Why don’t more museums make us cry?

Emotions matter too


Museums are the wine stewards of civilization. They suggest. They exhibit. They pair. They shape memories and appetites.

But why are they often like empty calories, consumed and quickly forgotten? Why don’t more museums make us think by making us cry?

To be fair, sometimes they do. You cannot visit the National Holocaust Museum without feeling a sadness and horror that leaves you teary-eyed with rage. The new 9/11 Museum in New York will likely do the same.

But these are catastrophe museums, thankfully few in number. Far more common are the watcher-warehouses. Here objects that delight the eye, feed our curiosity, or showcase a particular kind of brilliance are softly staged for a strolling audience of admirers.

I’m sure there is a logic behind this passive and didactic approach. Yet what you feel in these spaces is what you experience and in these silent caverns, the highest passion is reserved for the museum stores. True, there are plenty of hands-on science museums designed to excite. They are noisy, fun, and full of life. Still, in their emphasis on childlike-wonder, they are light on adult feeling — except, perhaps, the warm glow of parental satisfaction.

The bigger issue remains. If museums are truly intended to teach us about discovery, humanity, inspiration, aspiration, and our role in the universe— to be both a mirror and a prod— shouldn’t they be less reverential, more fearless, and yes, more emotional? Maybe then we would remember their point past the exit sign.

What does this emotionalism require? I don’t think you will find it in new, interactive, high-touch displays or re-jiggered collections organized around themes or artists. These confuse manufactured excitement with real sentiment. As a starting point, maybe we should forego comprehensiveness for comprehension.
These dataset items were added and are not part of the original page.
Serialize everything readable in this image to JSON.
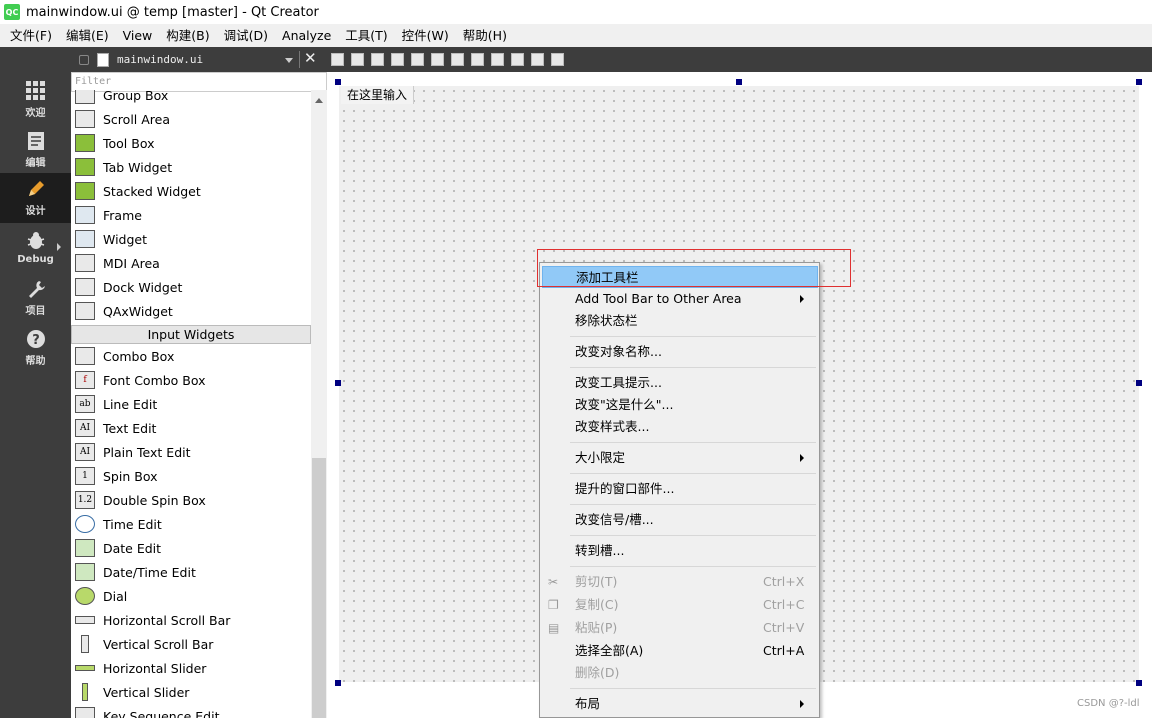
{
  "window": {
    "title": "mainwindow.ui @ temp [master] - Qt Creator",
    "logo": "QC"
  },
  "menubar": {
    "items": [
      "文件(F)",
      "编辑(E)",
      "View",
      "构建(B)",
      "调试(D)",
      "Analyze",
      "工具(T)",
      "控件(W)",
      "帮助(H)"
    ]
  },
  "modes": [
    {
      "label": "欢迎",
      "icon": "grid-icon"
    },
    {
      "label": "编辑",
      "icon": "document-icon"
    },
    {
      "label": "设计",
      "icon": "pencil-icon"
    },
    {
      "label": "Debug",
      "icon": "bug-icon"
    },
    {
      "label": "项目",
      "icon": "wrench-icon"
    },
    {
      "label": "帮助",
      "icon": "help-icon"
    }
  ],
  "editor": {
    "filename": "mainwindow.ui"
  },
  "widgetbox": {
    "filter_placeholder": "Filter",
    "containers": [
      "Group Box",
      "Scroll Area",
      "Tool Box",
      "Tab Widget",
      "Stacked Widget",
      "Frame",
      "Widget",
      "MDI Area",
      "Dock Widget",
      "QAxWidget"
    ],
    "category": "Input Widgets",
    "inputs": [
      "Combo Box",
      "Font Combo Box",
      "Line Edit",
      "Text Edit",
      "Plain Text Edit",
      "Spin Box",
      "Double Spin Box",
      "Time Edit",
      "Date Edit",
      "Date/Time Edit",
      "Dial",
      "Horizontal Scroll Bar",
      "Vertical Scroll Bar",
      "Horizontal Slider",
      "Vertical Slider",
      "Key Sequence Edit"
    ]
  },
  "form": {
    "menu_placeholder": "在这里输入"
  },
  "context_menu": {
    "items": [
      {
        "label": "添加工具栏",
        "highlight": true
      },
      {
        "label": "Add Tool Bar to Other Area",
        "submenu": true
      },
      {
        "label": "移除状态栏"
      },
      {
        "label": "改变对象名称..."
      },
      {
        "label": "改变工具提示..."
      },
      {
        "label": "改变\"这是什么\"..."
      },
      {
        "label": "改变样式表..."
      },
      {
        "label": "大小限定",
        "submenu": true
      },
      {
        "label": "提升的窗口部件..."
      },
      {
        "label": "改变信号/槽..."
      },
      {
        "label": "转到槽..."
      },
      {
        "label": "剪切(T)",
        "shortcut": "Ctrl+X",
        "disabled": true,
        "icon": "scissors-icon"
      },
      {
        "label": "复制(C)",
        "shortcut": "Ctrl+C",
        "disabled": true,
        "icon": "copy-icon"
      },
      {
        "label": "粘贴(P)",
        "shortcut": "Ctrl+V",
        "disabled": true,
        "icon": "paste-icon"
      },
      {
        "label": "选择全部(A)",
        "shortcut": "Ctrl+A"
      },
      {
        "label": "删除(D)",
        "disabled": true
      },
      {
        "label": "布局",
        "submenu": true
      }
    ]
  },
  "watermark": "CSDN @?-ldl",
  "colors": {
    "highlight": "#91c9f7",
    "annotation": "#e03030",
    "handle": "#000080",
    "modebar": "#3d3d3d"
  }
}
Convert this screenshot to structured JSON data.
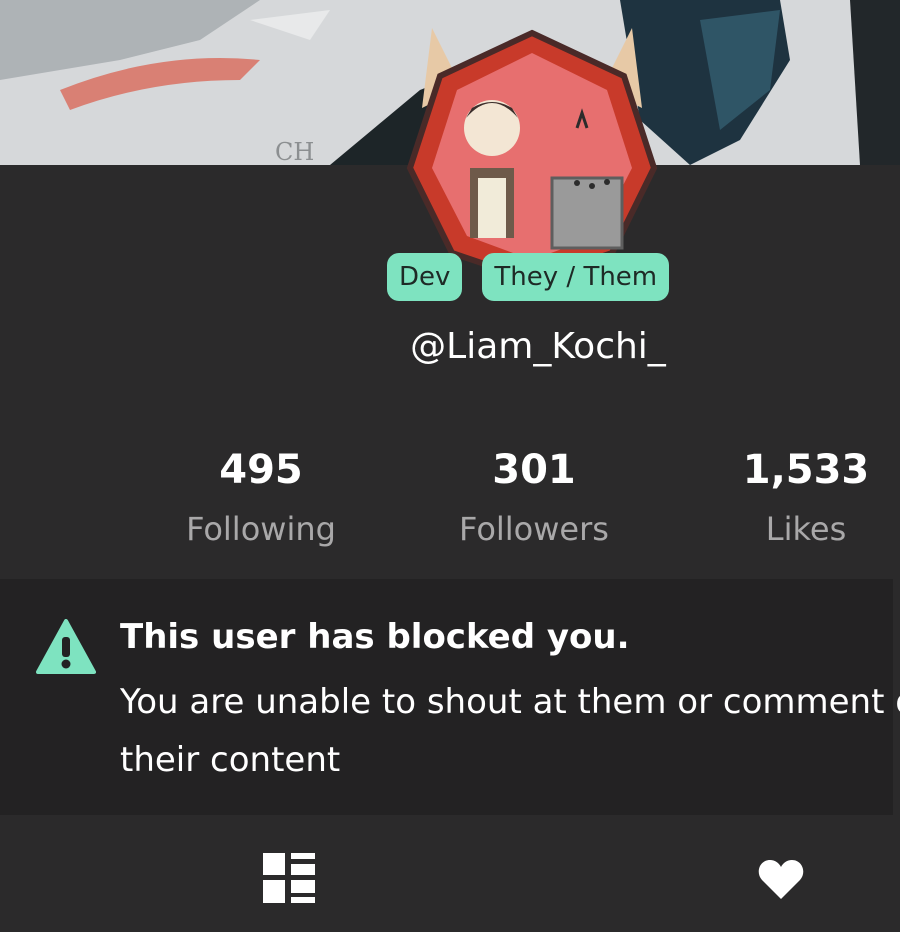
{
  "profile": {
    "tags": [
      "Dev",
      "They / Them"
    ],
    "username": "@Liam_Kochi_",
    "stats": [
      {
        "value": "495",
        "label": "Following"
      },
      {
        "value": "301",
        "label": "Followers"
      },
      {
        "value": "1,533",
        "label": "Likes"
      }
    ]
  },
  "notice": {
    "icon": "warning-icon",
    "title": "This user has blocked you.",
    "body": "You are unable to shout at them or comment on their content"
  },
  "tabs": [
    {
      "icon": "grid-icon"
    },
    {
      "icon": "heart-icon"
    }
  ],
  "colors": {
    "accent": "#7ee3c0",
    "background": "#2b2a2b",
    "notice_bg": "#232223"
  }
}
Smaller and denser might be better because both encourage concentration—a reality that museum expansionists tend to downplay.

There are many examples of small museums that pack a wallop, but in my experience there are two wildly different examples that make the case best.
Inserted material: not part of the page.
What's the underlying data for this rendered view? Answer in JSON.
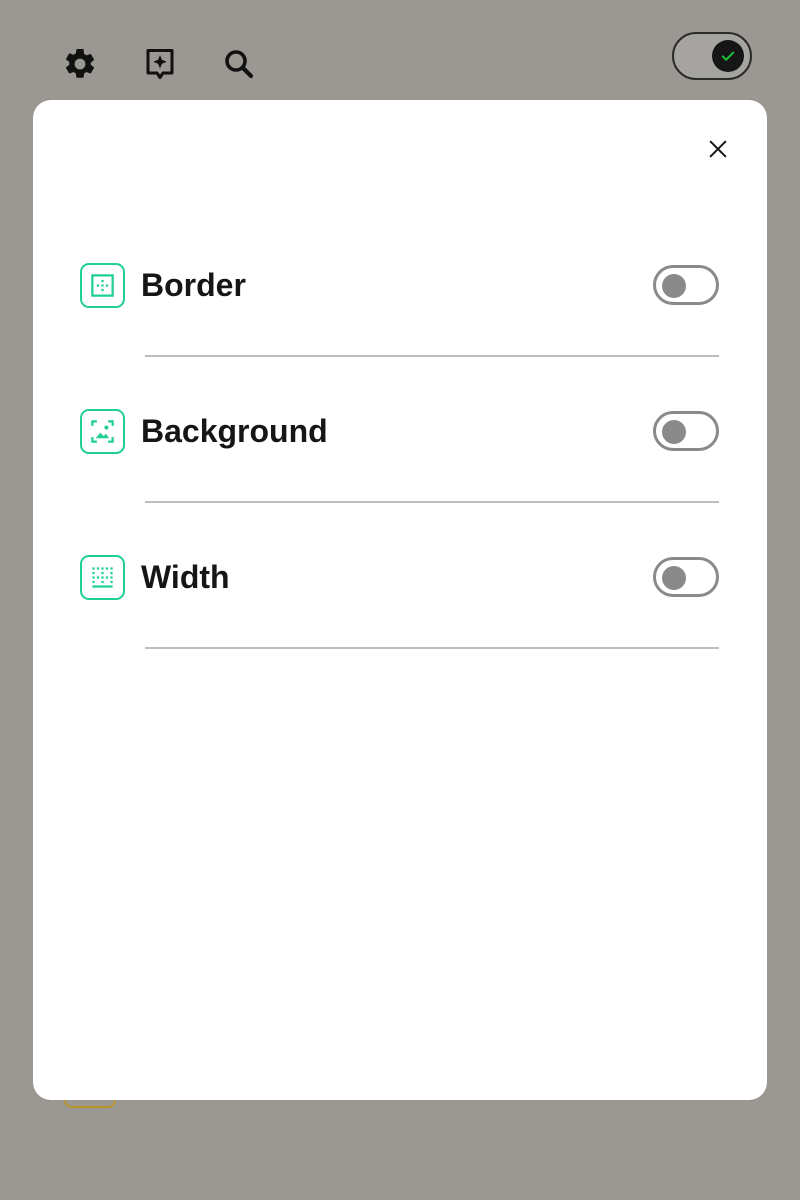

The first is the National Museum of Health and Medicine (NMHM), a tiny destination in Silver Spring, Maryland, overshadowed by the behemoths of the Smithsonian just a few miles away at the National Mall.
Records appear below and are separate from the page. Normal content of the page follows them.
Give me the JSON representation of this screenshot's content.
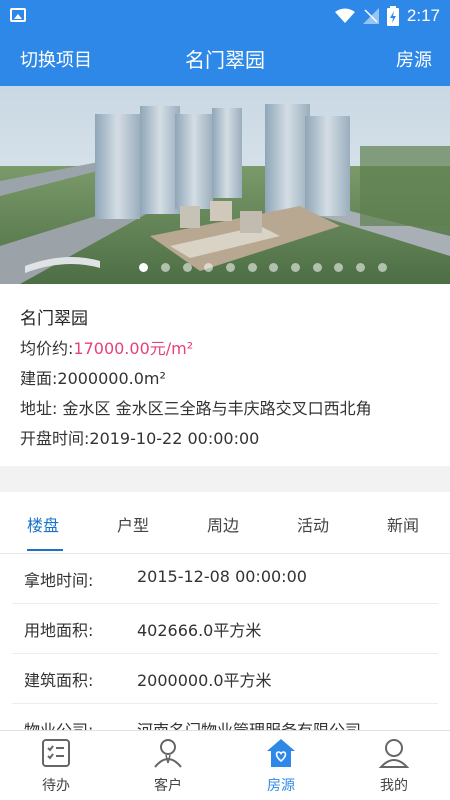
{
  "status_bar": {
    "time": "2:17"
  },
  "header": {
    "left_label": "切换项目",
    "title": "名门翠园",
    "right_label": "房源"
  },
  "banner": {
    "dot_count": 12,
    "active_index": 0
  },
  "project": {
    "name": "名门翠园",
    "avg_price_label": "均价约:",
    "avg_price_value": "17000.00元/m²",
    "area": "建面:2000000.0m²",
    "address": "地址: 金水区   金水区三全路与丰庆路交叉口西北角",
    "opening": "开盘时间:2019-10-22 00:00:00"
  },
  "tabs": [
    "楼盘",
    "户型",
    "周边",
    "活动",
    "新闻"
  ],
  "active_tab": 0,
  "details": [
    {
      "key": "拿地时间:",
      "value": "2015-12-08 00:00:00"
    },
    {
      "key": "用地面积:",
      "value": "402666.0平方米"
    },
    {
      "key": "建筑面积:",
      "value": "2000000.0平方米"
    },
    {
      "key": "物业公司:",
      "value": "河南名门物业管理服务有限公司"
    }
  ],
  "bottom_nav": [
    {
      "label": "待办",
      "icon": "todo-icon"
    },
    {
      "label": "客户",
      "icon": "customer-icon"
    },
    {
      "label": "房源",
      "icon": "house-icon"
    },
    {
      "label": "我的",
      "icon": "profile-icon"
    }
  ],
  "active_nav": 2,
  "colors": {
    "primary": "#2e88e8",
    "price": "#e8407a",
    "tab_active": "#1a73c8"
  }
}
NMHM, which describes itself as the nation’s repository of historical and medically significant specimens and artifacts documenting the history of American medicine, originated during the Civil War as the Army Medical Museum. Medical officers in the field were directed to collect specimens of “morbid anatomy together with projectiles and foreign bodies removed.”

In a space smaller than most skyscraper lobbies, the collection of infected bones and snub-nosed bullets, yellowed photos, surgical kits, human remains, and period prostheses, make the pain and suffering of the Civil War wounded visceral. Nearby are skeletons showing the various stages of human development, a personal study in the architecture of evolution. They compete with pathological and genetic rarities: a severed leg swollen with elephantiasis, a scrotum the size of a catcher’s mitt, conjoined twins floating in fluid-filled jar. Throw in an exhibit on Abraham Lincoln, featuring the assassin’s bullet that killed the 16th president and the bloodied shirt cuffs of the doctor who performed his autopsy, and you feel both the tenacity and fragility of existence and the discomfort that comes in knowing that only a thin line of good fortune separates us all from the display case.

Of course, it’s easy to get emotional when brains, black lungs, and disease-swollen skulls demand our attention. How about dinosaurs? An easy choice most would say. Dinosaurs, after all, a surefire crowd pleasers precisely because they do evoke a fearsome wonder.

Yet literally stripped of their context and posed in enormous, sterile spaces, dinosaur skeletons in many natural history museums challenge the brain to fill in the blanks, perceive the invisible, imagine what is not there. They are cerebrally ingested, not emotionally digested. That is not the experience at the Wyoming Dinosaur Center in Thermopolis, Wyoming. With 30 full skeletons, from a 41-foot T-Rex to a massive Triceratops, packed horn to tooth in an unassuming warehouse, the focus is on the variety and voraciousness of a life form that makes visitors feel puny— yet still elated by their own insignificance.

It’s more than their number and density that make these skeletons seem more alive than their Triassic and Jurassic counterparts elsewhere. A short distance away, you can visit an archaeological dig where more fossils are being unearthed. You are standing in a dinosaur graveyard, a huge thrill! There is no need for the brain to fill in the blanks. The dinosaurs once owned this world and as guests in their now parched, former domain, we can— and we do —breathe a sigh of relief that millions of years safely separate us.

So what does this all mean for mega-museums with their vast collections, philanthropic clout, and busloads of tourists? Probably nothing for now. They are popular if not provocative and will likely remain so for the time being. I wonder, though, that as audience tastes and expectations change in every other corner of our lives, will the throngs continue to come? Or will they seek out something else, something that immerses them in feeling, be it joy or dread, sadness or serenity?

The ancient gods of the Western world once had all the answers and all the temples too until an upstart religion with a powerful and emotional story line changed the status quo. If something similar happens to the great museums, it will take more than being a wine steward to save them. It will take a miracle.